Tiempo de recordar las noches y los días
la distensión del alma: todo petrificado
en su orfandad, cordero fidelísimo
e inmóvil en su cima, transcurriendo
por un inerte imperio de sollozos,
lejos de vanidad de vanidades.
El final de todo, con un sabor escatológico profundo, anticipa la separación definitiva de los amantes, pero mediante una gran evocación de lo transcurrido, de la felicidad del encuentro, de la “tempestad” como gran símbolo de la vida apasionada. La amada, ya en soledad total: “Llorará, y sabrá bien, como cristiana, que será ella la sepultura del que fue su compañero, y en la fiesta de la alegría, la fiesta de Pascua —que celebraban los judíos en marzo en memoria de la libertad del cautiverio de Egipto— añorará la vida que dejó atrás. En otras palabras: la vida que vivimos es la verdadera fiesta” (p. 24).
Acaso entonces alce la nostalgia
horror y olvidos, porque acaso
el reino de la dicha sólo sea
tocar, oír, oler, gustar y ver
el despeño de la esperanza.
Sola, comprenderás mi fe desvanecida,
el pavor de mirar siempre el vacío
y gemirás amarga cuando sientas que eres
cristiana sepultura de mi desolación.
Fiesta de Pascua, en el desierto inmenso
añorarás la tempestad.
Hay que decirlo para concluir: Chumacero no es de los poetas mexicanos más famosos en el extranjero, como sí hay varios nombres que han salido de nuestras fronteras como muestra de la gran fuerza de esta lírica. Pero si acaso fuera solamente por Responso del peregrino, merece un lugar entre los grandes autores de la lengua castellana de todos los tiempos, tal como lo reconoce Eduardo Lizalde (1929), figura viva de la poesía latinoamericana:
Alí está solo en el ya extendido reino de nuestra poesía. a nadie se parece, sino de lejos. Tiene amigos, parientes, padres y maestros en la familia poética del mundo, y a todos ha leído, pero su timbre es único, su poesía es un tenso y conmovedor universo de paisajes humanos e inhumanos, de feroces malos sueños y ensueños inconclusos, de música maestra, de formas desterradas, rescatadas, erguidas; de imágenes también irrepetibles.
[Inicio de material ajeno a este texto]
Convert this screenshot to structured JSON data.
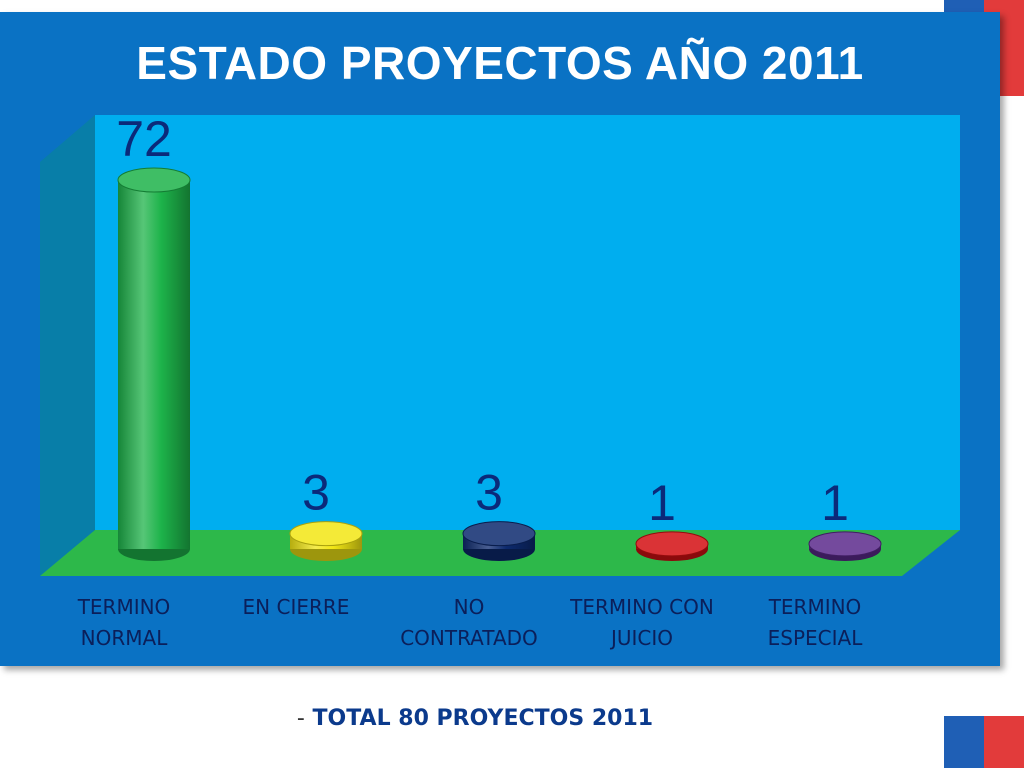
{
  "title": "ESTADO PROYECTOS AÑO 2011",
  "footnote": {
    "dash": "-",
    "text": "TOTAL 80 PROYECTOS 2011"
  },
  "colors": {
    "panel": "#0a72c4",
    "plot_back": "#00aeef",
    "floor": "#2db84a",
    "side_wall": "#087ea8",
    "data_label": "#0b2a7a"
  },
  "chart_data": {
    "type": "bar",
    "style": "3d-cylinder",
    "title": "ESTADO PROYECTOS AÑO 2011",
    "categories": [
      "TERMINO\nNORMAL",
      "EN CIERRE",
      "NO\nCONTRATADO",
      "TERMINO CON\nJUICIO",
      "TERMINO\nESPECIAL"
    ],
    "values": [
      72,
      3,
      3,
      1,
      1
    ],
    "data_labels": [
      "72",
      "3",
      "3",
      "1",
      "1"
    ],
    "bar_colors": [
      "#1db34a",
      "#f2e614",
      "#0d2a6e",
      "#d40f12",
      "#5b2a8c"
    ],
    "ylim": [
      0,
      72
    ],
    "grid": false,
    "legend": "none"
  }
}
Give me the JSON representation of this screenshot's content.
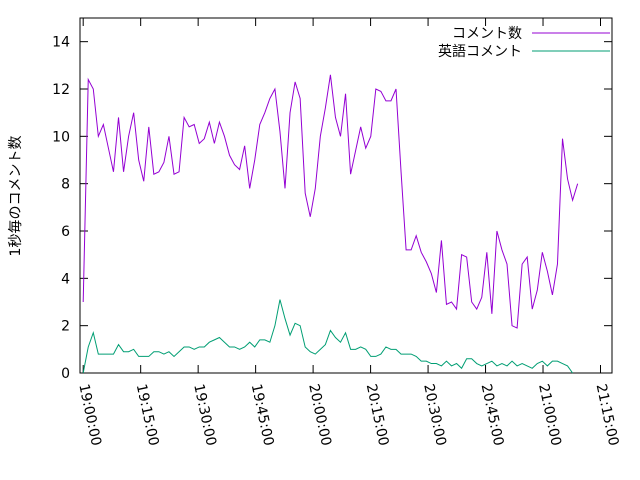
{
  "chart_data": {
    "type": "line",
    "ylabel": "1秒毎のコメント数",
    "x": [
      68400,
      68479,
      68558,
      68637,
      68716,
      68795,
      68874,
      68953,
      69032,
      69111,
      69190,
      69269,
      69348,
      69427,
      69506,
      69585,
      69664,
      69743,
      69822,
      69901,
      69980,
      70059,
      70138,
      70217,
      70296,
      70375,
      70454,
      70533,
      70612,
      70691,
      70770,
      70849,
      70928,
      71007,
      71086,
      71165,
      71244,
      71323,
      71402,
      71481,
      71560,
      71639,
      71718,
      71797,
      71876,
      71955,
      72034,
      72113,
      72192,
      72271,
      72350,
      72429,
      72508,
      72587,
      72666,
      72745,
      72824,
      72903,
      72982,
      73061,
      73140,
      73219,
      73298,
      73377,
      73456,
      73535,
      73614,
      73693,
      73772,
      73851,
      73930,
      74009,
      74088,
      74167,
      74246,
      74325,
      74404,
      74483,
      74562,
      74641,
      74720,
      74799,
      74878,
      74957,
      75036,
      75115,
      75194,
      75273,
      75352,
      75431,
      75510,
      75589,
      75668,
      75747,
      75826,
      75905,
      75984,
      76063,
      76142
    ],
    "series": [
      {
        "name": "コメント数",
        "color": "#9400d3",
        "values": [
          3,
          12.4,
          12,
          10,
          10.5,
          9.5,
          8.5,
          10.8,
          8.5,
          10,
          11,
          9,
          8.1,
          10.4,
          8.4,
          8.5,
          8.9,
          10,
          8.4,
          8.5,
          10.8,
          10.4,
          10.5,
          9.7,
          9.9,
          10.6,
          9.7,
          10.6,
          10,
          9.2,
          8.8,
          8.6,
          9.6,
          7.8,
          9,
          10.5,
          11,
          11.6,
          12,
          10.2,
          7.8,
          11,
          12.3,
          11.6,
          7.6,
          6.6,
          7.8,
          10,
          11.2,
          12.6,
          10.8,
          10,
          11.8,
          8.4,
          9.4,
          10.4,
          9.5,
          10,
          12,
          11.9,
          11.5,
          11.5,
          12,
          8.5,
          5.2,
          5.2,
          5.8,
          5.1,
          4.7,
          4.2,
          3.4,
          5.6,
          2.9,
          3,
          2.7,
          5,
          4.9,
          3,
          2.7,
          3.2,
          5.1,
          2.5,
          6,
          5.2,
          4.6,
          2,
          1.9,
          4.6,
          4.9,
          2.7,
          3.5,
          5.1,
          4.3,
          3.3,
          4.6,
          9.9,
          8.2,
          7.3,
          8
        ]
      },
      {
        "name": "英語コメント",
        "color": "#009e73",
        "values": [
          0,
          1.1,
          1.7,
          0.8,
          0.8,
          0.8,
          0.8,
          1.2,
          0.9,
          0.9,
          1,
          0.7,
          0.7,
          0.7,
          0.9,
          0.9,
          0.8,
          0.9,
          0.7,
          0.9,
          1.1,
          1.1,
          1,
          1.1,
          1.1,
          1.3,
          1.4,
          1.5,
          1.3,
          1.1,
          1.1,
          1,
          1.1,
          1.3,
          1.1,
          1.4,
          1.4,
          1.3,
          2,
          3.1,
          2.3,
          1.6,
          2.1,
          2,
          1.1,
          0.9,
          0.8,
          1,
          1.2,
          1.8,
          1.5,
          1.3,
          1.7,
          1,
          1,
          1.1,
          1,
          0.7,
          0.7,
          0.8,
          1.1,
          1,
          1,
          0.8,
          0.8,
          0.8,
          0.7,
          0.5,
          0.5,
          0.4,
          0.4,
          0.3,
          0.5,
          0.3,
          0.4,
          0.2,
          0.6,
          0.6,
          0.4,
          0.3,
          0.4,
          0.5,
          0.3,
          0.4,
          0.3,
          0.5,
          0.3,
          0.4,
          0.3,
          0.2,
          0.4,
          0.5,
          0.3,
          0.5,
          0.5,
          0.4,
          0.3,
          0,
          null
        ]
      }
    ],
    "xlim": [
      68350,
      76680
    ],
    "xticks": [
      {
        "value": 68400,
        "label": "19:00:00"
      },
      {
        "value": 69300,
        "label": "19:15:00"
      },
      {
        "value": 70200,
        "label": "19:30:00"
      },
      {
        "value": 71100,
        "label": "19:45:00"
      },
      {
        "value": 72000,
        "label": "20:00:00"
      },
      {
        "value": 72900,
        "label": "20:15:00"
      },
      {
        "value": 73800,
        "label": "20:30:00"
      },
      {
        "value": 74700,
        "label": "20:45:00"
      },
      {
        "value": 75600,
        "label": "21:00:00"
      },
      {
        "value": 76500,
        "label": "21:15:00"
      }
    ],
    "ylim": [
      0,
      15
    ],
    "yticks": [
      0,
      2,
      4,
      6,
      8,
      10,
      12,
      14
    ],
    "grid": false,
    "legend": "top-right"
  }
}
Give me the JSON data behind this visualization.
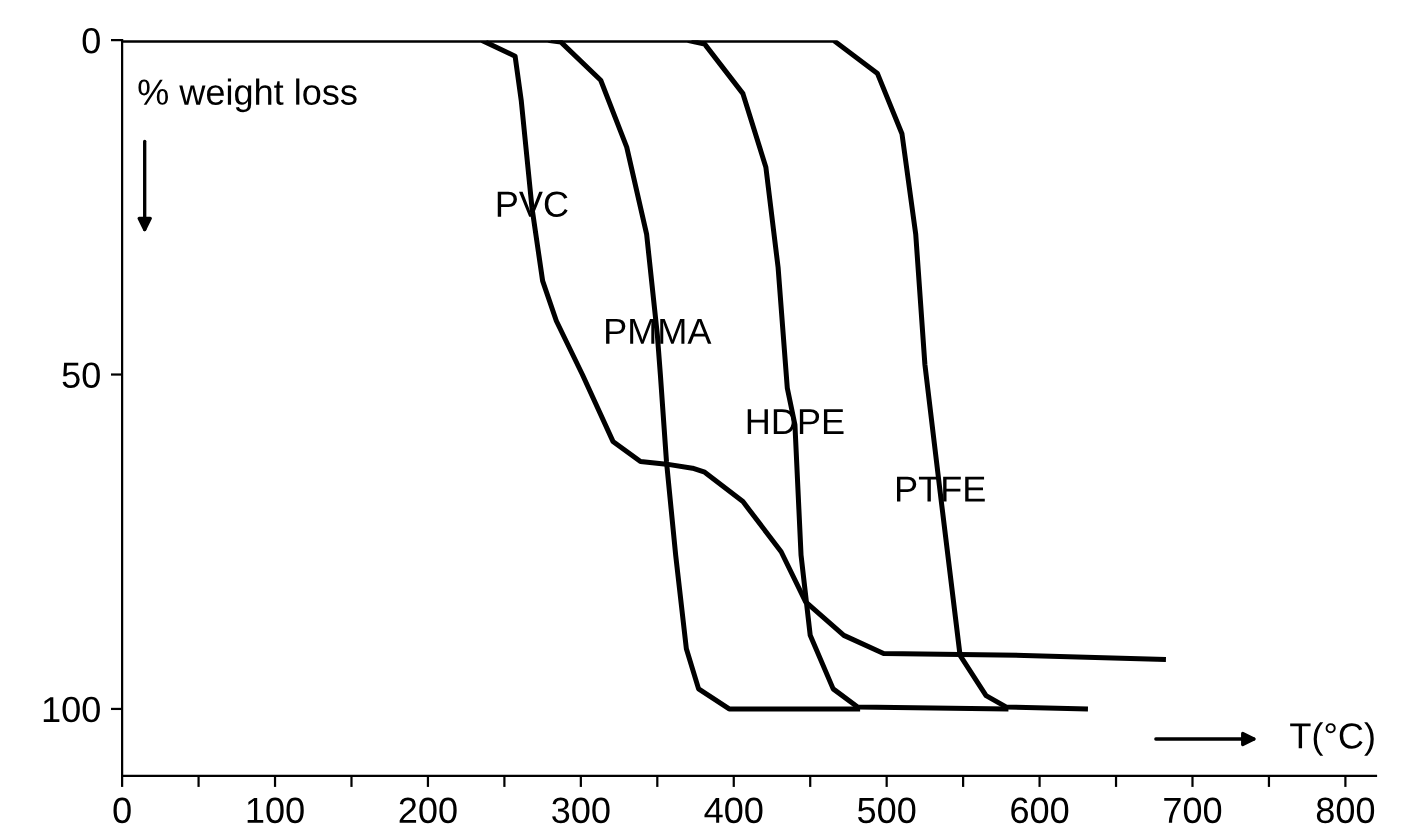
{
  "chart_data": {
    "type": "line",
    "xlabel": "T(°C)",
    "ylabel": "% weight loss",
    "xlim": [
      0,
      820
    ],
    "ylim": [
      110,
      0
    ],
    "xticks": [
      0,
      {
        "value": 50,
        "label": null
      },
      100,
      {
        "value": 150,
        "label": null
      },
      200,
      {
        "value": 250,
        "label": null
      },
      300,
      {
        "value": 350,
        "label": null
      },
      400,
      {
        "value": 450,
        "label": null
      },
      500,
      {
        "value": 550,
        "label": null
      },
      600,
      {
        "value": 650,
        "label": null
      },
      700,
      {
        "value": 750,
        "label": null
      },
      800
    ],
    "yticks": [
      0,
      50,
      100
    ],
    "grid": false,
    "legend": false,
    "marker": "none",
    "line_style": "solid",
    "series": [
      {
        "color": "#000000",
        "x": [
          0,
          235,
          257,
          261,
          268,
          275,
          284,
          301,
          321,
          339,
          356,
          373,
          381,
          406,
          431,
          447,
          472,
          498,
          590,
          681
        ],
        "values": [
          0,
          0,
          2.4,
          9,
          25,
          36,
          42,
          50,
          60,
          63,
          63.4,
          64,
          64.6,
          69,
          76.5,
          84,
          89,
          91.7,
          92,
          92.6
        ]
      },
      {
        "color": "#000000",
        "x": [
          240,
          277,
          287,
          313,
          330,
          343,
          350,
          352,
          356,
          362,
          369,
          377,
          397,
          481
        ],
        "values": [
          0,
          0,
          0.3,
          6,
          16,
          29,
          44,
          50,
          63,
          77,
          91,
          97,
          100,
          100
        ]
      },
      {
        "color": "#000000",
        "x": [
          282,
          369,
          381,
          406,
          421,
          429,
          435,
          440,
          444,
          450,
          465,
          481,
          578
        ],
        "values": [
          0,
          0,
          0.6,
          8,
          19,
          34,
          52,
          57.5,
          77,
          89,
          97,
          99.7,
          100
        ]
      },
      {
        "color": "#000000",
        "x": [
          374,
          465,
          494,
          510,
          519,
          525,
          535,
          548,
          565,
          578,
          630
        ],
        "values": [
          0,
          0,
          5,
          14,
          29,
          48.5,
          67.6,
          92,
          98,
          99.7,
          100
        ]
      }
    ],
    "annotations": [
      {
        "text": "PVC",
        "x": 268,
        "y": 25
      },
      {
        "text": "PMMA",
        "x": 350,
        "y": 44
      },
      {
        "text": "HDPE",
        "x": 440,
        "y": 57.5
      },
      {
        "text": "PTFE",
        "x": 535,
        "y": 67.6
      }
    ]
  }
}
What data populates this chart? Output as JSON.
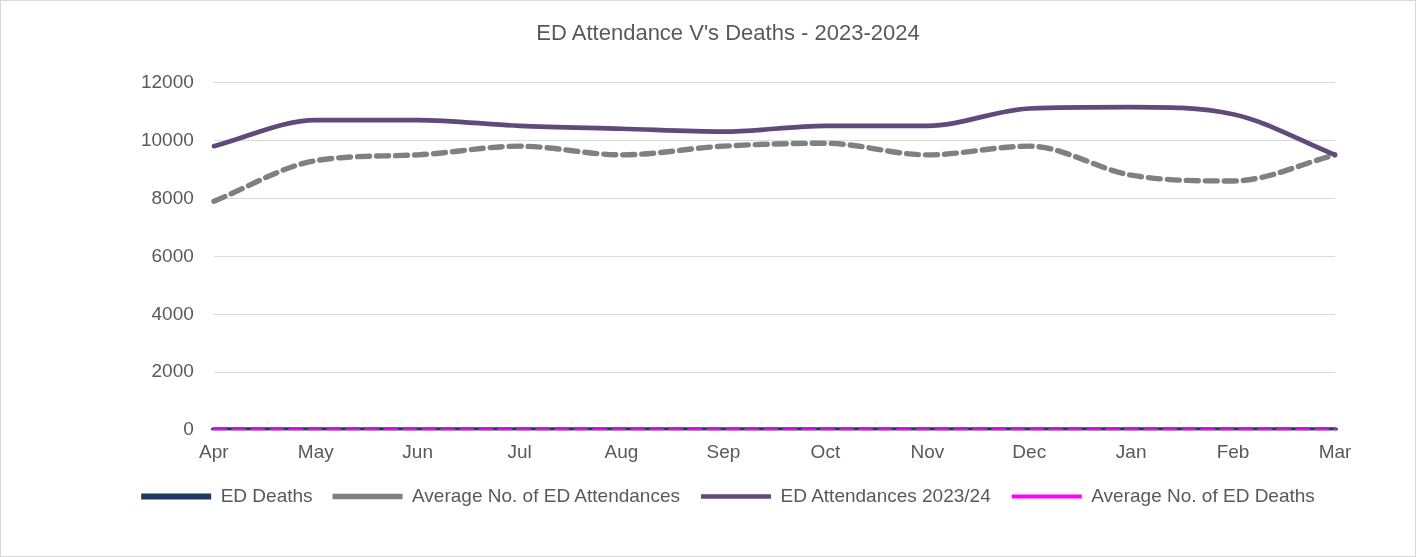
{
  "chart_data": {
    "type": "line",
    "title": "ED Attendance V's Deaths - 2023-2024",
    "categories": [
      "Apr",
      "May",
      "Jun",
      "Jul",
      "Aug",
      "Sep",
      "Oct",
      "Nov",
      "Dec",
      "Jan",
      "Feb",
      "Mar"
    ],
    "series": [
      {
        "name": "ED Deaths",
        "color": "#1f3864",
        "line_style": "solid",
        "values": [
          0,
          0,
          0,
          0,
          0,
          0,
          0,
          0,
          0,
          0,
          0,
          0
        ]
      },
      {
        "name": "Average No. of ED Attendances",
        "color": "#808080",
        "line_style": "dashed",
        "values": [
          7900,
          9300,
          9500,
          9800,
          9500,
          9800,
          9900,
          9500,
          9800,
          8800,
          8600,
          9500
        ]
      },
      {
        "name": "ED Attendances 2023/24",
        "color": "#604a7b",
        "line_style": "solid",
        "values": [
          9800,
          10700,
          10700,
          10500,
          10400,
          10300,
          10500,
          10500,
          11100,
          11150,
          10900,
          9500
        ]
      },
      {
        "name": "Average No. of ED Deaths",
        "color": "#ff00ff",
        "line_style": "dashed",
        "values": [
          0,
          0,
          0,
          0,
          0,
          0,
          0,
          0,
          0,
          0,
          0,
          0
        ]
      }
    ],
    "ylim": [
      0,
      12000
    ],
    "yticks": [
      0,
      2000,
      4000,
      6000,
      8000,
      10000,
      12000
    ],
    "grid": "y",
    "legend": "bottom",
    "marker": "none"
  }
}
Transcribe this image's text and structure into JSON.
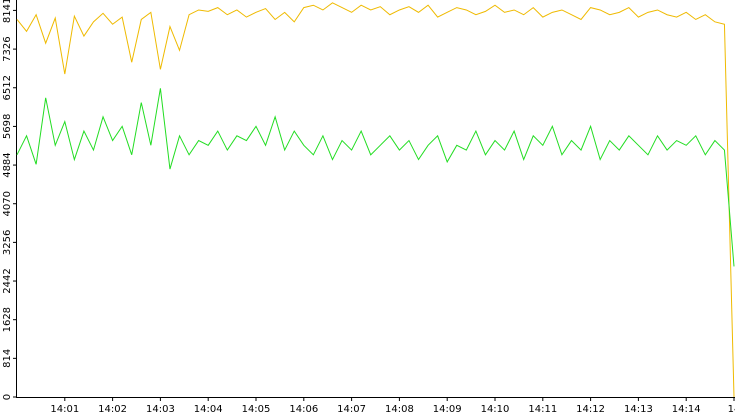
{
  "chart_data": {
    "type": "line",
    "x": [
      0,
      0.2,
      0.4,
      0.6,
      0.8,
      1,
      1.2,
      1.4,
      1.6,
      1.8,
      2,
      2.2,
      2.4,
      2.6,
      2.8,
      3,
      3.2,
      3.4,
      3.6,
      3.8,
      4,
      4.2,
      4.4,
      4.6,
      4.8,
      5,
      5.2,
      5.4,
      5.6,
      5.8,
      6,
      6.2,
      6.4,
      6.6,
      6.8,
      7,
      7.2,
      7.4,
      7.6,
      7.8,
      8,
      8.2,
      8.4,
      8.6,
      8.8,
      9,
      9.2,
      9.4,
      9.6,
      9.8,
      10,
      10.2,
      10.4,
      10.6,
      10.8,
      11,
      11.2,
      11.4,
      11.6,
      11.8,
      12,
      12.2,
      12.4,
      12.6,
      12.8,
      13,
      13.2,
      13.4,
      13.6,
      13.8,
      14,
      14.2,
      14.4,
      14.6,
      14.8,
      15
    ],
    "series": [
      {
        "color": "#efba00",
        "values": [
          7950,
          7700,
          8050,
          7450,
          7980,
          6800,
          8020,
          7600,
          7900,
          8080,
          7850,
          8000,
          7050,
          7950,
          8100,
          6900,
          7800,
          7300,
          8050,
          8150,
          8120,
          8200,
          8050,
          8150,
          8000,
          8100,
          8180,
          7950,
          8100,
          7900,
          8200,
          8250,
          8150,
          8300,
          8200,
          8100,
          8250,
          8150,
          8220,
          8050,
          8150,
          8220,
          8100,
          8250,
          8000,
          8100,
          8200,
          8150,
          8050,
          8120,
          8250,
          8100,
          8150,
          8050,
          8200,
          8000,
          8100,
          8150,
          8050,
          7950,
          8200,
          8150,
          8050,
          8100,
          8200,
          8000,
          8100,
          8150,
          8050,
          8000,
          8100,
          7950,
          8050,
          7900,
          7850,
          0
        ]
      },
      {
        "color": "#22dd22",
        "values": [
          5100,
          5500,
          4900,
          6300,
          5300,
          5800,
          5000,
          5600,
          5200,
          5900,
          5400,
          5700,
          5100,
          6200,
          5300,
          6500,
          4800,
          5500,
          5100,
          5400,
          5300,
          5600,
          5200,
          5500,
          5400,
          5700,
          5300,
          5900,
          5200,
          5600,
          5300,
          5100,
          5500,
          5000,
          5400,
          5200,
          5600,
          5100,
          5300,
          5500,
          5200,
          5400,
          5000,
          5300,
          5500,
          4950,
          5300,
          5200,
          5600,
          5100,
          5400,
          5200,
          5600,
          5000,
          5500,
          5300,
          5700,
          5100,
          5400,
          5200,
          5700,
          5000,
          5400,
          5200,
          5500,
          5300,
          5100,
          5500,
          5200,
          5400,
          5300,
          5500,
          5100,
          5400,
          5200,
          2750
        ]
      }
    ],
    "xlim": [
      0,
      15
    ],
    "ylim": [
      0,
      8360
    ],
    "xticks": [
      {
        "value": 1,
        "label": "14:01"
      },
      {
        "value": 2,
        "label": "14:02"
      },
      {
        "value": 3,
        "label": "14:03"
      },
      {
        "value": 4,
        "label": "14:04"
      },
      {
        "value": 5,
        "label": "14:05"
      },
      {
        "value": 6,
        "label": "14:06"
      },
      {
        "value": 7,
        "label": "14:07"
      },
      {
        "value": 8,
        "label": "14:08"
      },
      {
        "value": 9,
        "label": "14:09"
      },
      {
        "value": 10,
        "label": "14:10"
      },
      {
        "value": 11,
        "label": "14:11"
      },
      {
        "value": 12,
        "label": "14:12"
      },
      {
        "value": 13,
        "label": "14:13"
      },
      {
        "value": 14,
        "label": "14:14"
      },
      {
        "value": 15,
        "label": "14"
      }
    ],
    "yticks": [
      0,
      814,
      1628,
      2442,
      3256,
      4070,
      4884,
      5698,
      6512,
      7326,
      8141
    ]
  }
}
Alí Chumacero es la solitaria punta de un bernal en nuestras aguas.5
Puede escucharse a Chumacero leer este poema aquí.
Notas
1A. Chumacero, “Responso del peregrino”, en Responso del peregrino. (Breve antología). México, UNAM, 2010 (Material de lectura, Poesía moderna, 76).
3Marco Antonio Campos, “Responso del peregrino: Alí Chumacero entrevistado por M.A. Campos”, en Vuelta,núm. 111, 1986, recogido en M.A. Campos, “Explicación de un poema: ‘Responso del peregrino’. Entrevista a Alí Chumacero”, en Paraíso,revista de poesía, Jaén, España, núm. 8, 2012, p. 16.
4H. Bravo Varela, “Alí Chumacero (1928-2010)”, en Letras Libres, núm. 144, diciembre de 2010, p. 110.
5E. Lizalde, “La punta del bernal”, en Periódico de Poesía, México, UNAM-INBA, nueva época, núm. 2, verano de 1993, p. 5.